Crédito: Revista Conhecer-te de MG - Editada por Marcelo Rodrigues Pereira
Quantas vezes desci pisoteando o chão de paralelepípedos, encostada à muralha caiada de branco, até o Porto Geral de Corumbá? Sempre um deslumbramento: o casario histórico, o antigo armazém, a plataforma do cais. Fechava os olhos e imaginava o fervilhante movimento do passado. A riqueza, o progresso, os migrantes, a cultura da Europa e do Rio de Janeiro circulando pelas águas da Bacia do Prata. Os empórios, entre eles o Naveira&Congro, lotados de mercadorias que iam de sal e querosene a ferragens grossas; os bancos tilintando moedas; o cheiro acre dos curtumes; os imponentes transatlânticos. Restam apenas alguns barcos de pescadores, algumas chatas e empurradores de grãos. Essa mesma paisagem da margem direita do Rio Paraguai, que já foi solo de índios, de portugueses, espanhóis e árabes; que conheceu a glória da navegação, transformou-se com o abandono e a decadência. A melancolia de um vermelho cor de fogo, que ameaça o Pantanal, toma conta da minha alma. Afinal, um porto é, antes de tudo, um sentimento.
Foi com essa impressão que o poeta português Fernando Pessoa (1888-1935) escreveu “Ode Marítima”: “Ah, todo cais é uma saudade de pedra.” Que bela metáfora! “Saudade de pedra”. O chegar e o partir da criatura amada; o pêndulo entre a aventura e o tédio. O medo ancestral de se afastar demais, de singrar sem rumo, de afundar a caminho da foz, em alto mar. Mas um barco não foi feito para ficar preso por aquelas cordas que parecem jiboias vivas. Nem paralisado ao sol, com o casco refletido no espelho líquido, com a âncora enfiada no leito lamacento do rio. Entre a corda e o barco fica sempre uma distância de angústia e névoa.
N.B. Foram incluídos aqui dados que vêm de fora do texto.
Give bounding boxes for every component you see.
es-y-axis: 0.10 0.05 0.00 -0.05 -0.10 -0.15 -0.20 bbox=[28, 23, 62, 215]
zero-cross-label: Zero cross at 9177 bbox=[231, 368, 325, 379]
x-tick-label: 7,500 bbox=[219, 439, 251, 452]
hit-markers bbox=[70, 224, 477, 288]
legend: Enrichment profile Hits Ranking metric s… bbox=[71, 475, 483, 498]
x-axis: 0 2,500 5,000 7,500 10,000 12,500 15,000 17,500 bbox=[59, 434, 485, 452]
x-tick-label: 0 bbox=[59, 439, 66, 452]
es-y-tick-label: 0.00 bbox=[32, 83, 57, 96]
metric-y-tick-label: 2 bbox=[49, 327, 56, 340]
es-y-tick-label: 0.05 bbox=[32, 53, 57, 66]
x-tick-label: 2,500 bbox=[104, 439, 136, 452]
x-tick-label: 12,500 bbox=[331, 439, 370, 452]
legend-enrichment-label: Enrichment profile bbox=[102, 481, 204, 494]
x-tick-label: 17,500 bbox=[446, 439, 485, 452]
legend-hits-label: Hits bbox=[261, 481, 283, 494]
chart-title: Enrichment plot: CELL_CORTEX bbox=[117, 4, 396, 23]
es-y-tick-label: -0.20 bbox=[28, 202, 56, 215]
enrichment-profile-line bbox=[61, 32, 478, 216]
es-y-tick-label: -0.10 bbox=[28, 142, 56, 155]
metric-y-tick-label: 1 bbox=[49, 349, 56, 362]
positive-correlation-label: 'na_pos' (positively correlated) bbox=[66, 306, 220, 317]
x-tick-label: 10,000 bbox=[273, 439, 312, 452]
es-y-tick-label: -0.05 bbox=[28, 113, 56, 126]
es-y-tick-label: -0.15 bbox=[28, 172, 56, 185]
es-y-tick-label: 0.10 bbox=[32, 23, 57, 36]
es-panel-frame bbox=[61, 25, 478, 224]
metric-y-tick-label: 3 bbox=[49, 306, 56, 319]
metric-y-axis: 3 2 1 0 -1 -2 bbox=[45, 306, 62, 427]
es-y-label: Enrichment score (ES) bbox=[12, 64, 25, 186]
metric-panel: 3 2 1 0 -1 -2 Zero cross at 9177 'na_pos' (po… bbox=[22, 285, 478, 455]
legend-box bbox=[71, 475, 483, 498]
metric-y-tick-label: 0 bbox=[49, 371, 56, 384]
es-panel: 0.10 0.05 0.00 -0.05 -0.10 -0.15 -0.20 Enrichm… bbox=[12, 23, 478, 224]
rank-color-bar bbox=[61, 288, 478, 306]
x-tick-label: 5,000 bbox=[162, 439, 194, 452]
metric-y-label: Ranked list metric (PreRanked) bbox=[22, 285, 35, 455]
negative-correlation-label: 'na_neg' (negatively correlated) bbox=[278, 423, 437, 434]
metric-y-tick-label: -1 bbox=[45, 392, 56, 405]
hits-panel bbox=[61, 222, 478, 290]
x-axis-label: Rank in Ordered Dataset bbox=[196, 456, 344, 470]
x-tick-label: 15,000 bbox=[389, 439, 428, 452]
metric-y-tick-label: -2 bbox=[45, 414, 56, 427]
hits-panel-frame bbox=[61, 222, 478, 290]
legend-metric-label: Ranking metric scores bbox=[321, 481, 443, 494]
Continuo lembrando do poema e me questionando: quem sabe se não partimos de outra espécie de porto, de um cais anterior, eterno e divino? Construímos nossos próprios cais e porto? Temos curiosidade de alcançar portos misteriosos sobre a solidão dos rios?
Sinto de repente um enjoo, como marinheiro a bordo de um navio, há meses sem ver sinal de terra. Nasci para ser livre e aventurar-me, mas preciso tanto de aconchego, de paz, de estabilidade, de porto seguro. É este o tempo e o lugar para atracar? Ou prossigo a viagem? Por que penso sempre nisso?
Subo a ladeira. Busco a copa das árvores, pois o calor é abrasador, sufocante. É quase hora do crepúsculo. Cumprimento um homem que se sentou com seu cão numa nesga de penumbra. Que jornada perigosa é a vida. Devemos nos mover contra ou a favor dos ventos? Quantas dores. É mesmo indestrutível a infelicidade dos homens.
Aquele barco no cais do porto poderia ter me levado numa longa travessia. Tremo toda. Haveria prazer em me deixar conduzir pela correnteza, certa de que não naufragaria em meio aos camalotes de flores lilases. Que avançaria em direção à luz. Mas voltei ao silêncio de meu quarto escuro, nesta terra de fronteira.